Altro tema da valutare riguarda la mancanza quasi assoluta di tensione drammatica in El Camino, scelta consapevole dello showrunner rivelatasi però un’arma a doppio taglio. Breaking Bad è diventata una serie cult perché, di anno in anno, è riuscita ad alzare l’asticella in termini di colpi di scena e pathos, concludendo il suo cammino con un’ultima stagione senza eguali nella storia della TV; tornare dopo sei anni con un film dallo stile più sobrio e discreto, che certamente rispecchia di più Jesse Pinkman (diversissimo dal megalomane Walter White), è stata una mossa quasi azzardata perché alla pellicola manca quella vivacità necessaria a mantenere alta l’attenzione (i flashback, da questo punto di vista, non hanno aiutato, dato che hanno ulteriormente spezzato il ritmo di El Camino).

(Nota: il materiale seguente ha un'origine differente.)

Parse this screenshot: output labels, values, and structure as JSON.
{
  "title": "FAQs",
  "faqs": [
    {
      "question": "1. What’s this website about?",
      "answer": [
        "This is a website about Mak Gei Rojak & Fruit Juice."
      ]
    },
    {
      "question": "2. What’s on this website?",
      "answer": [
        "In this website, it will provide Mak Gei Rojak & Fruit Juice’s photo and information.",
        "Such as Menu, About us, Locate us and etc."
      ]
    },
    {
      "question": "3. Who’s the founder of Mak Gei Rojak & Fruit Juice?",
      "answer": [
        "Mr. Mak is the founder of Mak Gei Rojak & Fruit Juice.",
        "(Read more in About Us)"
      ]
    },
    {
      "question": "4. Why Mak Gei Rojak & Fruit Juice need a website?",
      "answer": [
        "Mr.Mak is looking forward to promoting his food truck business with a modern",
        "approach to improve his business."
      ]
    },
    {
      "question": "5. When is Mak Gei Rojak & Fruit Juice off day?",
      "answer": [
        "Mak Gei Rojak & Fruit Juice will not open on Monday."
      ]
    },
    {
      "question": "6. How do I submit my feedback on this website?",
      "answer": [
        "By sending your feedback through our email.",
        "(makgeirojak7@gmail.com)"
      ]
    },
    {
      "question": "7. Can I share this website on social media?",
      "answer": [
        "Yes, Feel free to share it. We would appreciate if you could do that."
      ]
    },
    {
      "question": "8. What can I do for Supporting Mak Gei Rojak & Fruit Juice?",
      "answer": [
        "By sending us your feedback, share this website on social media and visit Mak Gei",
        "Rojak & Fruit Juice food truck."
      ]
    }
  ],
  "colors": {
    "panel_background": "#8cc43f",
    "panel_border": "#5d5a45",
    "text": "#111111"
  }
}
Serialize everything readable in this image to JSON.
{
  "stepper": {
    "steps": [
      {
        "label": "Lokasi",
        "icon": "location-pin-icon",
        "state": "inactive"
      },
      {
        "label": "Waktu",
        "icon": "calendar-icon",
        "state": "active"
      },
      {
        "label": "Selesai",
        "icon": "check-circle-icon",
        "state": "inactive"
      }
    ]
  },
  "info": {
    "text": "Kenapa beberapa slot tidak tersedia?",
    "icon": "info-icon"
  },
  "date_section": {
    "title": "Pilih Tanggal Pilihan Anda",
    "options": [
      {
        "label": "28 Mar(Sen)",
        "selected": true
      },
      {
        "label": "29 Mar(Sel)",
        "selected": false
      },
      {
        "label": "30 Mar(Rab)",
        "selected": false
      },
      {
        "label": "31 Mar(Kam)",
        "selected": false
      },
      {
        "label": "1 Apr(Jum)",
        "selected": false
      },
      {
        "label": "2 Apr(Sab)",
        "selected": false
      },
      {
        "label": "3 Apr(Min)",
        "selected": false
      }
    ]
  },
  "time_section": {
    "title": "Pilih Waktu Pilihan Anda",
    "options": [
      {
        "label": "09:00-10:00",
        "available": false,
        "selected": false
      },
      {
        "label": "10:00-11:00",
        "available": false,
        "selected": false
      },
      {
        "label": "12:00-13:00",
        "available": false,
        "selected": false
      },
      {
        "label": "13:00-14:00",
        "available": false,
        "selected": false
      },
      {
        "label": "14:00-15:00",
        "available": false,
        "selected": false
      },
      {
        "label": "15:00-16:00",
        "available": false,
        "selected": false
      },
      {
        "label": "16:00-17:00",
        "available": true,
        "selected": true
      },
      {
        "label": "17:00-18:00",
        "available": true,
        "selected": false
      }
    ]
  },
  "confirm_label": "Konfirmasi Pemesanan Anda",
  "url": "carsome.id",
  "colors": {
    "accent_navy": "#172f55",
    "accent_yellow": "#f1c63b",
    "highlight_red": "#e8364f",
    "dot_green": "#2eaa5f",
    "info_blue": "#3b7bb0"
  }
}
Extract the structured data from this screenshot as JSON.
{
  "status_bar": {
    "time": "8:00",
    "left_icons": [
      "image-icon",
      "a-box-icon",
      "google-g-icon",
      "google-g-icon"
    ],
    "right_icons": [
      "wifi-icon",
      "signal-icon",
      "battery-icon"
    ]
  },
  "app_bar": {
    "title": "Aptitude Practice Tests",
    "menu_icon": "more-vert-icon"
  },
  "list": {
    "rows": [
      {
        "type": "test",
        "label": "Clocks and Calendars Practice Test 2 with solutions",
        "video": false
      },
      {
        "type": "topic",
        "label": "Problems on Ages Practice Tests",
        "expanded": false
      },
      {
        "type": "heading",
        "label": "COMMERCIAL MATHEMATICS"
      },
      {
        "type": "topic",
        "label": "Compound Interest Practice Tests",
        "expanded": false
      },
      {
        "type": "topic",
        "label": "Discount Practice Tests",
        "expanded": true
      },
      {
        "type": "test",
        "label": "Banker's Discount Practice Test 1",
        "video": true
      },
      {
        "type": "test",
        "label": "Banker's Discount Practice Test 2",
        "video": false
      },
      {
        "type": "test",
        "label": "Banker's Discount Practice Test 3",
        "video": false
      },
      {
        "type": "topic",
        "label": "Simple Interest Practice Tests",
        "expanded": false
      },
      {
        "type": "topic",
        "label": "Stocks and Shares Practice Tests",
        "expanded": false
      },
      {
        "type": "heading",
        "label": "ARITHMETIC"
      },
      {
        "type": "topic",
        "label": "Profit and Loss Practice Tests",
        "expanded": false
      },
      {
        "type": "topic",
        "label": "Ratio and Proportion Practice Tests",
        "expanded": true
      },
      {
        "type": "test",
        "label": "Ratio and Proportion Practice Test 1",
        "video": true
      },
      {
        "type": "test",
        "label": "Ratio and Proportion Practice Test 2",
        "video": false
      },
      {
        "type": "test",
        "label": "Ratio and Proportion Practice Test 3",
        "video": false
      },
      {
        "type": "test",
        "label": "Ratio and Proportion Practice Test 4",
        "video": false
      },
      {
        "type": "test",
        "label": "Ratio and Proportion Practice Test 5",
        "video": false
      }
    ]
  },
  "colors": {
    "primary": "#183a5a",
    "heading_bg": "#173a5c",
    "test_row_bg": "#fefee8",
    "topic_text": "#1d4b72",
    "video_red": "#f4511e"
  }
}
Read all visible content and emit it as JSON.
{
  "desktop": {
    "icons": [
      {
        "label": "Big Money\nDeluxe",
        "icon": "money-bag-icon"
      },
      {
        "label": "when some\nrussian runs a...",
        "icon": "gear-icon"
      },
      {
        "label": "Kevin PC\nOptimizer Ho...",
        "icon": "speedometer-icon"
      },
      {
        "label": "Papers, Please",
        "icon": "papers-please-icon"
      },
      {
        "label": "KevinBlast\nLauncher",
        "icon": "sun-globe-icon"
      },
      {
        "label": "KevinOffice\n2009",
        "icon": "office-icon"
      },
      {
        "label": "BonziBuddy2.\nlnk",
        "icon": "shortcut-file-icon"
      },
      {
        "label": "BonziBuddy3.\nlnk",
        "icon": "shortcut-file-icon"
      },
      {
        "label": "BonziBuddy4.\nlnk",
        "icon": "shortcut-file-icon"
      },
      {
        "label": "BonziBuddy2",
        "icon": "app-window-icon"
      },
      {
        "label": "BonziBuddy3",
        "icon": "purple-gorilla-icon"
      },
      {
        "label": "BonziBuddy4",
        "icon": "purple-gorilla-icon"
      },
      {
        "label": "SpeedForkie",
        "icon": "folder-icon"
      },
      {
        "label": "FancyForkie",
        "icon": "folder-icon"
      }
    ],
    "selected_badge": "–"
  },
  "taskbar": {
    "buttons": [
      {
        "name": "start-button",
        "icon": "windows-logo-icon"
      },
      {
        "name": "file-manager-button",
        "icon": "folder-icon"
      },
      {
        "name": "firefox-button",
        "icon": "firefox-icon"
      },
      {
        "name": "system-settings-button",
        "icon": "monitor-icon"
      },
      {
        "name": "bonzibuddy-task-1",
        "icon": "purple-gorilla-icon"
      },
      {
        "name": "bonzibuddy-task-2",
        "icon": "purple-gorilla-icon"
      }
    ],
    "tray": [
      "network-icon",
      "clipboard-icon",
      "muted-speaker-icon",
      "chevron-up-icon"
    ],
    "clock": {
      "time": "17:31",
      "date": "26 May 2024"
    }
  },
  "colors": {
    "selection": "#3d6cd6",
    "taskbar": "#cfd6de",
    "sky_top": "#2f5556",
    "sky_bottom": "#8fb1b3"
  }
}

Scongiurata la possibilità di una serie sequel dopo El Camino dallo stesso Aaron Paul, non è ancora ben chiaro se il lungometraggio Netflix avrà qualche collegamento con Better Call Saul (qualche speculazione comincia a circolare) ma, al netto della dubbia necessità del film e dei finali alternativi valutati dallo showrunner, bisogna prendere il lavoro di Vince Gilligan per quello che è: un’operazione di fan service, nonché l’omaggio di un autore ad un personaggio straordinario che meritava il suo one man show. Nulla di più.